瞬時に複雑な感情が脳内をかけめぐったが、とどのつまりは偶然だそうだ。
まどかクンは約束の10分前に着いていたと云う。その5分後に神原芳幸が飄々(ひょうひょう)とあらわれたらしい。
まあ、そのおかげでマヌケな私を待つまどかクンの無聊をまぎらわせてくれたのだから、神原芳幸へは感謝の言葉もない。私の申しわけなさも軽減されると云うものだ。
私の心肺機能が落ちついたところで『江戸のアイヌ絵展』展覧会場へ足を踏み入れた。
……ふたりの入館料をおごらされたことは云うまでもない。
3
日曜日と云うこともあって、多少の混雑も予想していたが『江戸のアイヌ絵展』は空いていた。やはり、知名度の低さは否めない。
余談だが、美術の展覧会は早い時期に行った方が空いている。メジャーな美術の展覧会は、会期修了間近に行くと「入館まで数時間待ち」になることも少なくない。
『江戸のアイヌ絵展』のようなマイナーな美術の展覧会で「入館まで数時間待ち」なんてことはないが、図録を買おうと思ったら、早い時期に足を運ばねばならない。

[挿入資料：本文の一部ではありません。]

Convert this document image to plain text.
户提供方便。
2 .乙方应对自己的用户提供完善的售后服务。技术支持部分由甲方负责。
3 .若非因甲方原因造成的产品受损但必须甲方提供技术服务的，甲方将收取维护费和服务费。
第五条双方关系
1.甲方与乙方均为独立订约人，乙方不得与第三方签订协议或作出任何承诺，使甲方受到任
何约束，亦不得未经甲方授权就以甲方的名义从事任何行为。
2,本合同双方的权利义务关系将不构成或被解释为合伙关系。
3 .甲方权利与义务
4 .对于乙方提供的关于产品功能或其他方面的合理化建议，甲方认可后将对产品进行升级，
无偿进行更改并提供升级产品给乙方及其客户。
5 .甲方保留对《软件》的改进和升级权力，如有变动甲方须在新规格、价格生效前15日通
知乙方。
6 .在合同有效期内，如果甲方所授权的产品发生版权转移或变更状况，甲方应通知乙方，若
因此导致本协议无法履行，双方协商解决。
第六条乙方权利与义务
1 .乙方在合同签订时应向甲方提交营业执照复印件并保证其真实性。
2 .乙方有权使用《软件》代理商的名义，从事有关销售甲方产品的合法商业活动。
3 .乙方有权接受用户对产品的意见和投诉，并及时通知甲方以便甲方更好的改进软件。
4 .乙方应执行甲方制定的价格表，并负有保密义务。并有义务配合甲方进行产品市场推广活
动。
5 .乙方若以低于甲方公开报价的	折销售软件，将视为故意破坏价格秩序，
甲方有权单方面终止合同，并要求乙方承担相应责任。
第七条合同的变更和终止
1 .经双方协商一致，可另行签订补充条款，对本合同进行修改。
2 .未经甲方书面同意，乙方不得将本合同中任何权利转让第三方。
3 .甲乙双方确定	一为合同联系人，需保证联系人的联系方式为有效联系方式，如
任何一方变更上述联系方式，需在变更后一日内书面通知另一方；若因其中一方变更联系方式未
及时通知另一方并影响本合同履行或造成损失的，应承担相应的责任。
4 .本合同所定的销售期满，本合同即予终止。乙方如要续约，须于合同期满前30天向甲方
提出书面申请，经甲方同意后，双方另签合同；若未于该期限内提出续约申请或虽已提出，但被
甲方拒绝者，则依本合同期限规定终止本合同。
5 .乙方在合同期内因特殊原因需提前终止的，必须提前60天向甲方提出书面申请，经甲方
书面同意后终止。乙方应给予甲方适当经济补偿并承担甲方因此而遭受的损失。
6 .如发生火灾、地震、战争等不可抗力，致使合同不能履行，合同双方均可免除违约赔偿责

おそらくは、図録の印刷部数も少ないのだろうが、マイナーゆえコアなファンも多く、会期修了間近になると「図録は完売しました」なんて例も少なくない。閑話休題。
「実は私、アイヌ絵って、観るのはじめてなんです」
美術館のエントランスを歩きながら、まどかクンが云った。
さもありなん。私ですら実物を観るのは久しぶりだ。しかも、東京でアイヌ絵をまとめて観る機会なぞほとんどない。ちょっとばかし興奮する。
「この展覧会は『江戸のアイヌ絵展』ですけど、アイヌの人たちは、どのくらい昔から絵を描いていたんですか?」
「アイヌ絵って云うのは、アイヌの人たち|が(、)描いた絵ではなくて、アイヌの人たち|を(、)描いた絵のことなんだ」
まどかクンの問いかけに私が説明した。
元来、アイヌは「人型」の制作を禁忌していた民族である。そのため、現代であればいざ知らず、江戸時代にアイヌ自身がアイヌを描いた絵画はない。
また、純然たる「作品」として描かれたアイヌ絵も決して多くはない。
江戸時代中期の蝦夷地調査の際に、アイヌの風俗や文化を記録したものまでアイヌ絵の範疇にふくまれることもある。